Published: 1-03-2011, 17:39

Alternative schools - American Education

Primary and secondary schools offering unique, custom-designed and often experimental educational programs designed sometimes for gifted students but most often associated with high-risk students with behavioral, emotional, physical or intellectual problems. The number of publicly funded alternative schools has declined sharply in recent years, from a high of 2,860 in the 1984–85 school year to well under 1,000 by 1995. There are several reasons for the decline. Simple economics forced some school districts to move alternative school programs into conventional public schools. Free-standing alternative schools are far costlier than conventional schools. Normally limited to about 200 students, they offer each student a faculty advisor, with each advisor seldom responsible for more than about a dozen students. Pupil-teacher ratios are half those of conventional public schools.

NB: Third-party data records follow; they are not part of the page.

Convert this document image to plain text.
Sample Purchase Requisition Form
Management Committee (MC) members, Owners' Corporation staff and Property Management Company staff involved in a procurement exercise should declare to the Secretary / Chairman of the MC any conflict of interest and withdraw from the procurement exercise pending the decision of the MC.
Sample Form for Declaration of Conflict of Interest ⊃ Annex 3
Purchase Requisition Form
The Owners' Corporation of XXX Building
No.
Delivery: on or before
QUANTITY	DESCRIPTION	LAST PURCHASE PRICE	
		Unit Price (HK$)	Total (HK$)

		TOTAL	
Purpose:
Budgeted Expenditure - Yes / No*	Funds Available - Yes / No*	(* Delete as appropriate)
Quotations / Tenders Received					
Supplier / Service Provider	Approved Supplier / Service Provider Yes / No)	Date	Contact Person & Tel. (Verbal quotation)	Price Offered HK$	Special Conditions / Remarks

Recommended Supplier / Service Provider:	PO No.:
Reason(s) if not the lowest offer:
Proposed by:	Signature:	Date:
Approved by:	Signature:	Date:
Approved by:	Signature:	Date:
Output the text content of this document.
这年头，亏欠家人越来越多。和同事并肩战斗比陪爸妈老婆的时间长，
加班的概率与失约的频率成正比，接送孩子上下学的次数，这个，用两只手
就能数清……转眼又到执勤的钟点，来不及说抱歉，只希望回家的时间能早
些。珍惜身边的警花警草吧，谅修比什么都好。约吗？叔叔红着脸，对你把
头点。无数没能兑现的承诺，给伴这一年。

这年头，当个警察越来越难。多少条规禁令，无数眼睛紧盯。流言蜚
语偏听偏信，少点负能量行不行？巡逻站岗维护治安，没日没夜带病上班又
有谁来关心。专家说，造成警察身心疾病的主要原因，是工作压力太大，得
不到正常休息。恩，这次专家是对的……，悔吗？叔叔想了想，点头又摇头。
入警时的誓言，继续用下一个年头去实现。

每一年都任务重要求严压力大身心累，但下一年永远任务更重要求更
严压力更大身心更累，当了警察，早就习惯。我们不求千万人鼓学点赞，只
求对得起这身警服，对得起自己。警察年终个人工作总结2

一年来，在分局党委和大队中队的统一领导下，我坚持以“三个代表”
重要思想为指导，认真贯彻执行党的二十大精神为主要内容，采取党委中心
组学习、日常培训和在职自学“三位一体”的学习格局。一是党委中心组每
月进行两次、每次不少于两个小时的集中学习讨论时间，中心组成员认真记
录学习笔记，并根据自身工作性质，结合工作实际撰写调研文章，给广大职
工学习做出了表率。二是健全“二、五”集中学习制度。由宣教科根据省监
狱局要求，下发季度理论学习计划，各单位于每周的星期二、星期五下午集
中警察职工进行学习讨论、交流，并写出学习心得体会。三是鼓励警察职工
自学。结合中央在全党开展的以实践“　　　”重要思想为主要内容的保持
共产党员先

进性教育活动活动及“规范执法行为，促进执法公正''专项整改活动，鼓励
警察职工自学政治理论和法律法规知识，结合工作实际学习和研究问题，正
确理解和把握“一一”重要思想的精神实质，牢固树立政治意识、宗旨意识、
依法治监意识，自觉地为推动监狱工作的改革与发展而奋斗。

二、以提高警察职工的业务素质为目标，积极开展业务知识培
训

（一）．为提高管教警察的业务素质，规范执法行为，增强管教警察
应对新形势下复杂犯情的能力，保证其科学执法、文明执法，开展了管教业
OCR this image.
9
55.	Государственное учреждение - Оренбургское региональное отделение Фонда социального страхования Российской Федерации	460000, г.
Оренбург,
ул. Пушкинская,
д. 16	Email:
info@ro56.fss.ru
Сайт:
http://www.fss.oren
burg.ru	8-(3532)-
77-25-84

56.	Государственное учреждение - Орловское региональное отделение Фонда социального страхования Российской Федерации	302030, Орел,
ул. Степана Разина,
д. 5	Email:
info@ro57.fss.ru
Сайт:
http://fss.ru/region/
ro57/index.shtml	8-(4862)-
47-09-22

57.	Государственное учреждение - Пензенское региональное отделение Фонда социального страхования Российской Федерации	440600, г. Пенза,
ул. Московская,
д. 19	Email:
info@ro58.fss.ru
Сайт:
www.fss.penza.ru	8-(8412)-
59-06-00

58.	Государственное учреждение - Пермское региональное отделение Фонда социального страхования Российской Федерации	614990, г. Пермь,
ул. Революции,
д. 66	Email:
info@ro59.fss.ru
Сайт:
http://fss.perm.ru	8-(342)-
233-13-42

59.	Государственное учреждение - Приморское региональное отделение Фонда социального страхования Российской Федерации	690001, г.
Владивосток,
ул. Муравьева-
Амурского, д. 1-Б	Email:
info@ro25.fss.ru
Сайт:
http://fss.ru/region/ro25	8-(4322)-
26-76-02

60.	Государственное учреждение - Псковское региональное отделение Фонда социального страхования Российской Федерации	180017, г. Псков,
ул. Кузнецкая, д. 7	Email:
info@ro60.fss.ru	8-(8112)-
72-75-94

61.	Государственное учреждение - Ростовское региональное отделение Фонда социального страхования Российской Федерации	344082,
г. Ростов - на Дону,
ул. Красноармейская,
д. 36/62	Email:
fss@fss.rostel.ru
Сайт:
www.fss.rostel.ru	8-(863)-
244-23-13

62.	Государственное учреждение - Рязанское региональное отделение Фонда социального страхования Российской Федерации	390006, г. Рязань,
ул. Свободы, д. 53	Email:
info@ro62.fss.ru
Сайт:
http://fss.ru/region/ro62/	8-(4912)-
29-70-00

Another reason for the decline in the number of alternative schools was enactment of the Education for All Handicapped Children Act, a 1975 federal law that forced all U.S. public schools to guarantee all children, including the physically, intellectually and emotionally handicapped, “free and appropriate” public school education. The law allows such children to attend regular classes in conventional public schools with ordinary students and thus avoid the stigma often associated with attending alternative schools. Most alternative schools still operating are either special schools for exceptionally talented students in art, music, science or mathematics, or for students so severely disabled physically or emotionally that they cannot function in a conventional school setting.
Pedagogical techniques at alternative schools for high-risk students vary as widely as the individual personalities and disabilities of the students. Some alternative schools combine instruction with flexible attendance policies that permit students to work. Others provide continuing, intensive, individual help to potential dropouts whose diminished language ability has made school a site of constant failure.
One experimental program called Citiesin- School links social services to public school education in Atlanta, Houston, New York and other cities. Backed by public and private funding, Cities-in-School assigns each high-risk student a professional counselor from a public or private agency to monitor the student’s school work and school attendance and to provide continuing, long-term counseling. Much of the criticism leveled at alternative schools, however, derives from the flexibility and lack of standardization in alternative-school education. Lack of standardization has prevented many schools from earning accreditation.